People of Sion, behold the Lord will come to save the Gentiles: and the Lord will make the glory of his voice heard to the joy of your hearts. Ps. Give ear, O thou that rulest Israel: thou that leadest Joseph like a sheep.
(Isaias 30:30 and Psalm 79:2 from the Introit of Mass)
Populus - People.
Sion - of Sion. Should be genitive case, indicating possession, but since Sion is a word of non-Latin origin its ending does not change.
ecce - behold! look!
Dominus - the Lord.
veniet - he will come. Venio is I come. Here the verb is in the future tense.
ad - unto. The noun or pronoun following it will take the accusative tense.
salvandas - 'the saving of'. This is a gerundive - a verbal adjective - see grammatical note below! Salvo is I save; the ending -andas indicates a gerundive in the accusative case, agreeing with gentes which it qualifies.
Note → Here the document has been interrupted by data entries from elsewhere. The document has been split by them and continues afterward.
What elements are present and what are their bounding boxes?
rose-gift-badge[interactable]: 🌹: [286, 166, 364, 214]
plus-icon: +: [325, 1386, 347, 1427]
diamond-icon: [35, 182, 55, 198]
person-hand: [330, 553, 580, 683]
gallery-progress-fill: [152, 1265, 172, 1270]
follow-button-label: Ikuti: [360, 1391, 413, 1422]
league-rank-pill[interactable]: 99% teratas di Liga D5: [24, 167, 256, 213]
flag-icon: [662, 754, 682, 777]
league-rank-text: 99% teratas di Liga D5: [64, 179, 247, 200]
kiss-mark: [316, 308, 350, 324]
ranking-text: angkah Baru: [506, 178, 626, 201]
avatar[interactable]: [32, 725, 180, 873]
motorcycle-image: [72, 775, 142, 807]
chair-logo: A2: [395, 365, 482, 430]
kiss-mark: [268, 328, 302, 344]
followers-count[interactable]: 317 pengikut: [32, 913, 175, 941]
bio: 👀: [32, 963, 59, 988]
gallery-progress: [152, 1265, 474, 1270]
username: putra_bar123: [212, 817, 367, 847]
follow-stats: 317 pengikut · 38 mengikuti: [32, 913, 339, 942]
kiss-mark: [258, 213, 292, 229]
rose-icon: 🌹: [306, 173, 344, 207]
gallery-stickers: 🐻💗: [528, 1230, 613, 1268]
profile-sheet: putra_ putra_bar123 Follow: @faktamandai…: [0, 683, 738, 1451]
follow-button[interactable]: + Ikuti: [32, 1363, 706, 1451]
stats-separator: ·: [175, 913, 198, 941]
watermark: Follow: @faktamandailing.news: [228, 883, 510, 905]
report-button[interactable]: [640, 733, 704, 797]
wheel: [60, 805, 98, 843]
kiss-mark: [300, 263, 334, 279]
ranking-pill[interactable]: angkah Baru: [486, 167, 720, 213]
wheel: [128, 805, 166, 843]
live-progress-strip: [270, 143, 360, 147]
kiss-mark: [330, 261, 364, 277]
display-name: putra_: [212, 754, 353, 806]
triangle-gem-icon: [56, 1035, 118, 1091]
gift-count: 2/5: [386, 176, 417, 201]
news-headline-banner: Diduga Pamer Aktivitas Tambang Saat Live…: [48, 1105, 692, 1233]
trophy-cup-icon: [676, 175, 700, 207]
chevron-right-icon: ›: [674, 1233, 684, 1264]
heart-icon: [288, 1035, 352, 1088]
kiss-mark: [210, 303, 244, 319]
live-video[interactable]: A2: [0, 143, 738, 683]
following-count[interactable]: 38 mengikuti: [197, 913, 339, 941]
gentes - the peoples. Gens is people. Here Gentes is plural and in the accusative case, following ad.
et - and
auditam - 'heard'. This is a 'perfect passive participle.' It has the sense of 'having been heard.'
faciet - he will make. Facio is I make. Faciet is future tense.
Dominus - the Lord. Subject of the verb faciet.
gloriam - the glory. Gloria is glory. Gloriam is accusative case, as direct object of the verb faciet.
vocis - of the voice. Vox his voice. Vocis is genitive case, indicating possession.
suae - his. The ending changes to go with vocis, which it qualifies.
in - in. Followed by the ablative case when it indicates state or location.
laetitia - the joy. Ablative case, to follow in.
cordis - of the heart. Cor is heart. Cordis is genitive case, indicating possession.
vestri - your (plural). The ending indicates genitive case, going with cordis, which it qualifies.
Qui - Who. Relative pronoun. This makes the subject of the verb 'you who' rule.
regis - You rule. Rego is I rule. Regis is you rule (singular).
Israel - Israel. Another non-Latin word whose ending doesn't change here. It should be accusative case, as direct object of the verb regis.
intende - Give ear. Imperative form of the verb.
qui - Who. A relative pronoun.
deducis - you lead. Deduco is I lead. Deducis is you lead (singular).
velut - like.
ovem - a sheep. Ovis is a sheep. Accusative tense, to go with Joseph, as direct object of the verb deducis.
Joseph - Joseph. Another non-Latin word that doesn't change its ending. Direct object of the verb deducis.
Grammatical Note - The Gerundive
'ad salvandas gentes' - In order to save the peoples.
Salvandas is a gerundive. A gerundive is a verbal adjective - so it is used to qualify nouns as if it were an adjective. It has a passive sense, and expresses something that must or ought to be done. Salvandas means literally something like 'which is to be saved'. So the phrase means literally ' to the peoples which is to be saved' - more colloquially, 'in order to save the people.'
This is quite a common construction. Another example is:
Ad pacem petendam - in order to seek peace.
Ad - towards. Followed by accusative.
Pacem - peace. Pax is peace. Pacem is its accusative, to follow ad.
Petendam - this is the gerundive of peto, I seek, and has the sense of fitting or ought to be sought. The ending -am indicates agreement with the noun pacem.
Gerundives can be recognized since the end with -andus, -endus, -iendus - although the precise ending -us might be changed to agree with whatever noun has been qualified. So it might be -endam (as in petendam) or -andas (as in salvandas).
Amandus - fitting or ought to be loved. (Feminine form amanda, as in the name).
Monendus - fitting our ought to be warned or advised.
Regendus - fitting or ought to be ruled.
Audiendus - fitting or ought to be heard.